Prendre part à la conversation mondiale

La Suédoise Greta Thunberg et son initiative Fridays for Future (« Des vendredis pour l’avenir ») sont à l’origine de l’engagement de Vanessa Nakate comme de milliers d’autres jeunes Africains à travers le continent. Le mouvement, né en 2018 et formellement présent dans dix-sept pays, leur permet de prendre part à la conversation mondiale sur la crise écologique. Ils réclament une transition climatique juste : leur continent, qui, historiquement, a le moins contribué à l’accumulation des gaz à effet de serre dans l’atmosphère, ne doit pas être celui qui en paie le prix le plus élevé.

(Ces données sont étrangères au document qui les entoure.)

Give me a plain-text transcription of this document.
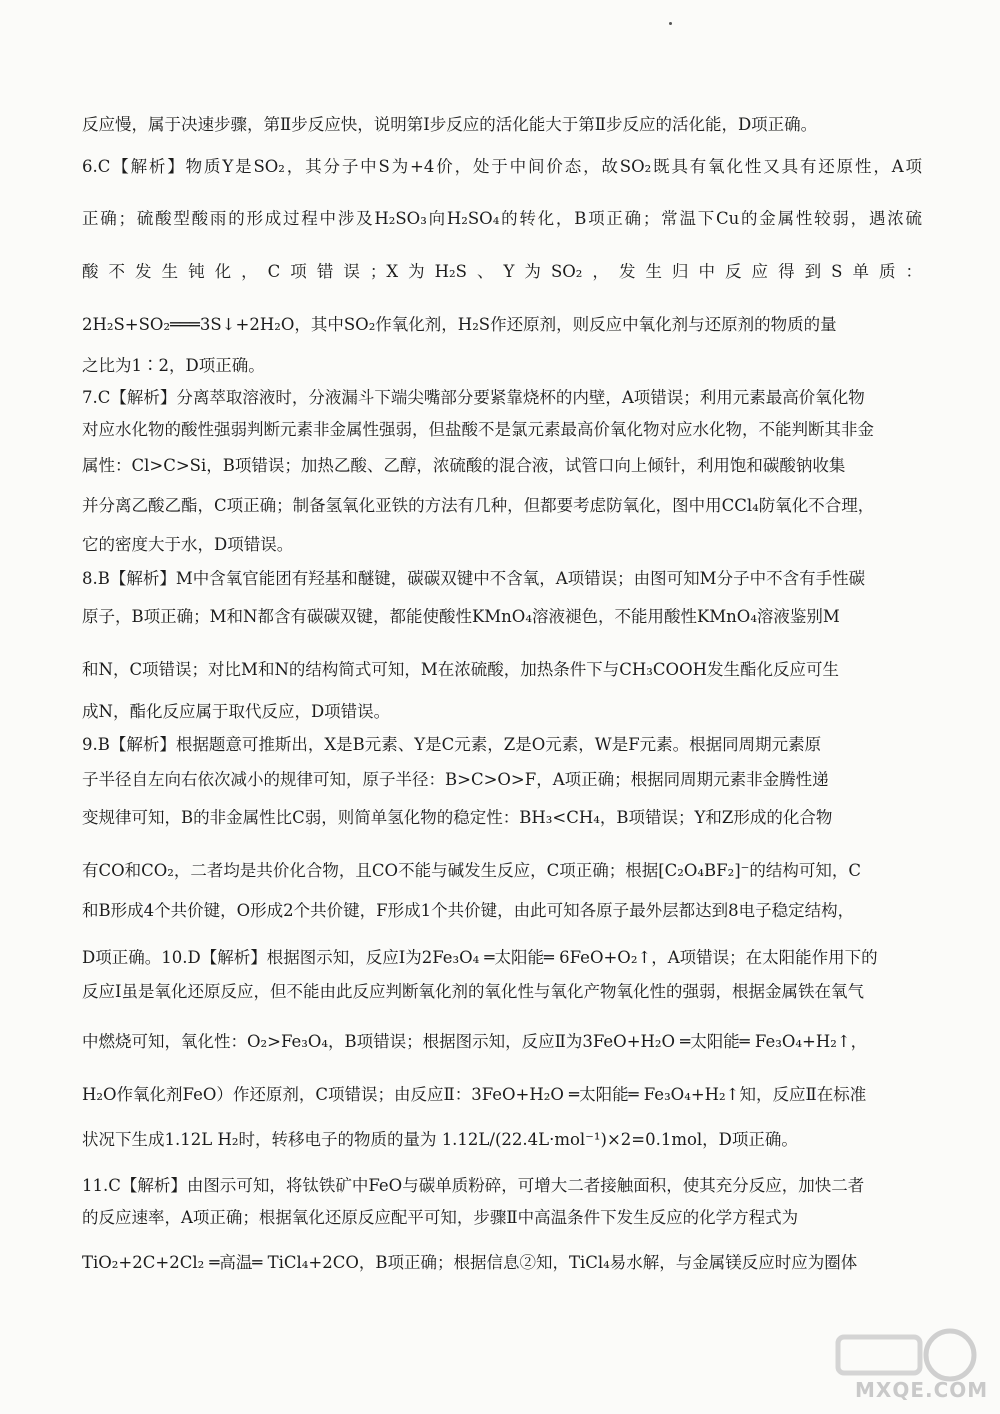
反应慢，属于决速步骤，第Ⅱ步反应快，说明第Ⅰ步反应的活化能大于第Ⅱ步反应的活化能，D项正确。
6.C【解析】物质Y是SO₂，其分子中S为+4价，处于中间价态，故SO₂既具有氧化性又具有还原性，A项
正确；硫酸型酸雨的形成过程中涉及H₂SO₃向H₂SO₄的转化，B项正确；常温下Cu的金属性较弱，遇浓硫
酸不发生钝化，C项错误；X为H₂S、Y为SO₂，发生归中反应得到S单质：
2H₂S+SO₂═══3S↓+2H₂O，其中SO₂作氧化剂，H₂S作还原剂，则反应中氧化剂与还原剂的物质的量
之比为1∶2，D项正确。
7.C【解析】分离萃取溶液时，分液漏斗下端尖嘴部分要紧靠烧杯的内壁，A项错误；利用元素最高价氧化物
对应水化物的酸性强弱判断元素非金属性强弱，但盐酸不是氯元素最高价氧化物对应水化物，不能判断其非金
属性：Cl>C>Si，B项错误；加热乙酸、乙醇，浓硫酸的混合液，试管口向上倾针，利用饱和碳酸钠收集
并分离乙酸乙酯，C项正确；制备氢氧化亚铁的方法有几种，但都要考虑防氧化，图中用CCl₄防氧化不合理，
它的密度大于水，D项错误。
8.B【解析】M中含氧官能团有羟基和醚键，碳碳双键中不含氧，A项错误；由图可知M分子中不含有手性碳
原子，B项正确；M和N都含有碳碳双键，都能使酸性KMnO₄溶液褪色，不能用酸性KMnO₄溶液鉴别M
和N，C项错误；对比M和N的结构简式可知，M在浓硫酸，加热条件下与CH₃COOH发生酯化反应可生
成N，酯化反应属于取代反应，D项错误。
9.B【解析】根据题意可推斯出，X是B元素、Y是C元素，Z是O元素，W是F元素。根据同周期元素原
子半径自左向右依次减小的规律可知，原子半径：B>C>O>F，A项正确；根据同周期元素非金腾性递
变规律可知，B的非金属性比C弱，则简单氢化物的稳定性：BH₃<CH₄，B项错误；Y和Z形成的化合物
有CO和CO₂，二者均是共价化合物，且CO不能与碱发生反应，C项正确；根据[C₂O₄BF₂]⁻的结构可知，C
和B形成4个共价键，O形成2个共价键，F形成1个共价键，由此可知各原子最外层都达到8电子稳定结构，
D项正确。10.D【解析】根据图示知，反应Ⅰ为2Fe₃O₄ ═太阳能═ 6FeO+O₂↑，A项错误；在太阳能作用下的
反应Ⅰ虽是氧化还原反应，但不能由此反应判断氧化剂的氧化性与氧化产物氧化性的强弱，根据金属铁在氧气
中燃烧可知，氧化性：O₂>Fe₃O₄，B项错误；根据图示知，反应Ⅱ为3FeO+H₂O ═太阳能═ Fe₃O₄+H₂↑，
H₂O作氧化剂FeO）作还原剂，C项错误；由反应Ⅱ：3FeO+H₂O ═太阳能═ Fe₃O₄+H₂↑知，反应Ⅱ在标准
状况下生成1.12L H₂时，转移电子的物质的量为 1.12L/(22.4L·mol⁻¹)×2=0.1mol，D项正确。
11.C【解析】由图示可知，将钛铁矿中FeO与碳单质粉碎，可增大二者接触面积，使其充分反应，加快二者
的反应速率，A项正确；根据氧化还原反应配平可知，步骤Ⅱ中高温条件下发生反应的化学方程式为
TiO₂+2C+2Cl₂ ═高温═ TiCl₄+2CO，B项正确；根据信息②知，TiCl₄易水解，与金属镁反应时应为圈体
MXQE.COM
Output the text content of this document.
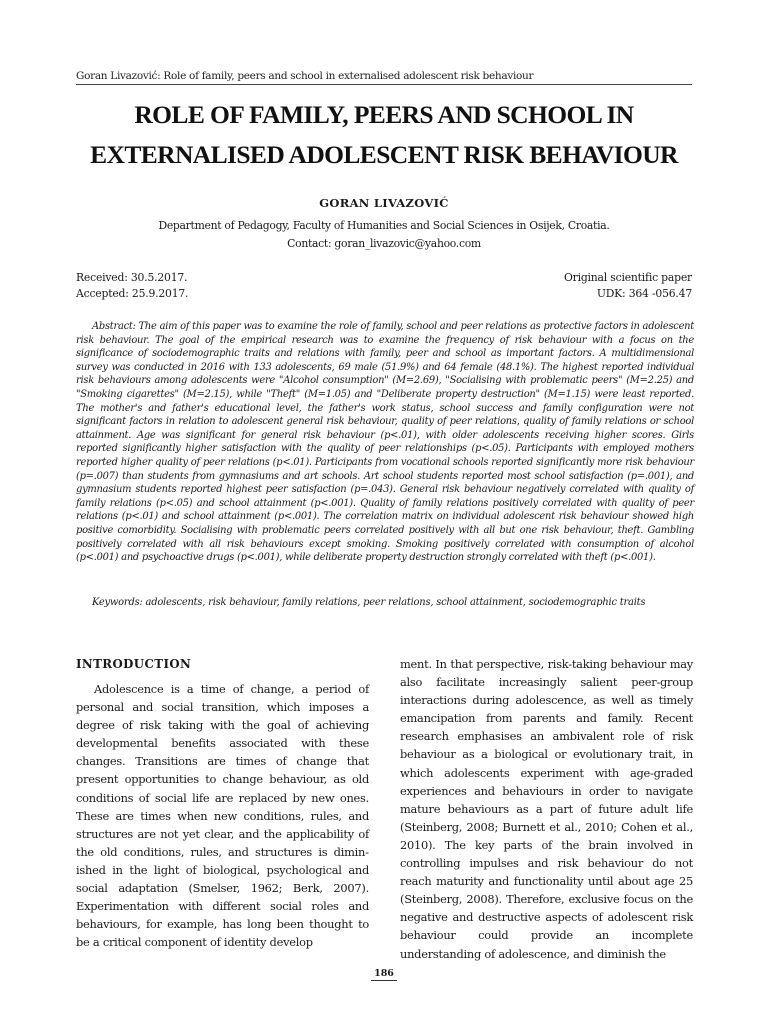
Goran Livazović: Role of family, peers and school in externalised adolescent risk behaviour
ROLE OF FAMILY, PEERS AND SCHOOL IN EXTERNALISED ADOLESCENT RISK BEHAVIOUR
GORAN LIVAZOVIĆ
Department of Pedagogy, Faculty of Humanities and Social Sciences in Osijek, Croatia.
Contact: goran_livazovic@yahoo.com
Received: 30.5.2017.
Accepted: 25.9.2017.
Original scientific paper
UDK: 364 -056.47
Abstract: The aim of this paper was to examine the role of family, school and peer relations as protective factors in adolescent risk behaviour. The goal of the empirical research was to examine the frequency of risk behaviour with a focus on the significance of sociodemographic traits and relations with family, peer and school as important factors. A multidimensional survey was conducted in 2016 with 133 adolescents, 69 male (51.9%) and 64 female (48.1%). The highest reported individual risk behaviours among adolescents were "Alcohol consumption" (M=2.69), "Socialising with problematic peers" (M=2.25) and "Smoking cigarettes" (M=2.15), while "Theft" (M=1.05) and "Deliberate property destruction" (M=1.15) were least reported. The mother's and father's educational level, the father's work status, school success and family configuration were not significant factors in relation to adolescent general risk behaviour, quality of peer relations, quality of family relations or school attainment. Age was significant for general risk behaviour (p<.01), with older adolescents receiving higher scores. Girls reported significantly higher satisfaction with the quality of peer relationships (p<.05). Participants with employed mothers reported higher quality of peer relations (p<.01). Participants from vocational schools reported significantly more risk behaviour (p=.007) than students from gymnasiums and art schools. Art school students reported most school satisfaction (p=.001), and gymnasium students reported highest peer satisfaction (p=.043). General risk behaviour negatively correlated with quality of family relations (p<.05) and school attainment (p<.001). Quality of family relations positively correlated with quality of peer relations (p<.01) and school attainment (p<.001). The correlation matrix on individual adolescent risk behaviour showed high positive comorbidity. Socialising with problematic peers correlated positively with all but one risk behaviour, theft. Gambling positively correlated with all risk behaviours except smoking. Smoking positively correlated with consumption of alcohol (p<.001) and psychoactive drugs (p<.001), while deliberate property destruction strongly correlated with theft (p<.001).
Keywords: adolescents, risk behaviour, family relations, peer relations, school attainment, sociodemographic traits
INTRODUCTION

Adolescence is a time of change, a period of personal and social transition, which imposes a degree of risk taking with the goal of achieving developmental benefits associated with these changes. Transitions are times of change that present opportunities to change behaviour, as old conditions of social life are replaced by new ones. These are times when new conditions, rules, and structures are not yet clear, and the applicability of the old conditions, rules, and structures is diminished in the light of biological, psychological and social adaptation (Smelser, 1962; Berk, 2007). Experimentation with different social roles and behaviours, for example, has long been thought to be a critical component of identity develop

ment. In that perspective, risk-taking behaviour may also facilitate increasingly salient peer-group interactions during adolescence, as well as timely emancipation from parents and family. Recent research emphasises an ambivalent role of risk behaviour as a biological or evolutionary trait, in which adolescents experiment with age-graded experiences and behaviours in order to navigate mature behaviours as a part of future adult life (Steinberg, 2008; Burnett et al., 2010; Cohen et al., 2010). The key parts of the brain involved in controlling impulses and risk behaviour do not reach maturity and functionality until about age 25 (Steinberg, 2008). Therefore, exclusive focus on the negative and destructive aspects of adolescent risk behaviour could provide an incomplete understanding of adolescence, and diminish the

186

Les images des grèves scolaires du vendredi sont postées sur les réseaux sociaux où les militants – souvent des filles – font circuler l’information scientifique qui justifie leur anxiété. Les mises en garde du sixième rapport du Groupe d’experts intergouvernemental sur l’évolution du climat (GIEC) ont autant résonné à Dakar et Luanda qu’à New York ou Tokyo. Sur leurs fils Facebook, Twitter ou Instagram, les dramatiques inondations dans la vallée de la Roya en France l’année dernière, celles survenues dans l’ouest de l’Allemagne cet étéles mégafeux en Australie et en Californie, les ouragans de Floride… offrent le spectacle des pays riches rattrapés par la multiplication des catastrophes naturelles et font écho à l’actualité de leur propre pays. A la différence – de taille – qu’ici, les populations ne disposent d’aucun filet de sécurité lorsqu’elles ont tout perdu. En 2020, plus d’un quart des Africains ont été affectés par un épisode de sécheresse, des inondations, un cyclone… selon le bureau des Nations unies pour la réduction des risques naturels. Des millions de personnes ont dû abandonner leur village.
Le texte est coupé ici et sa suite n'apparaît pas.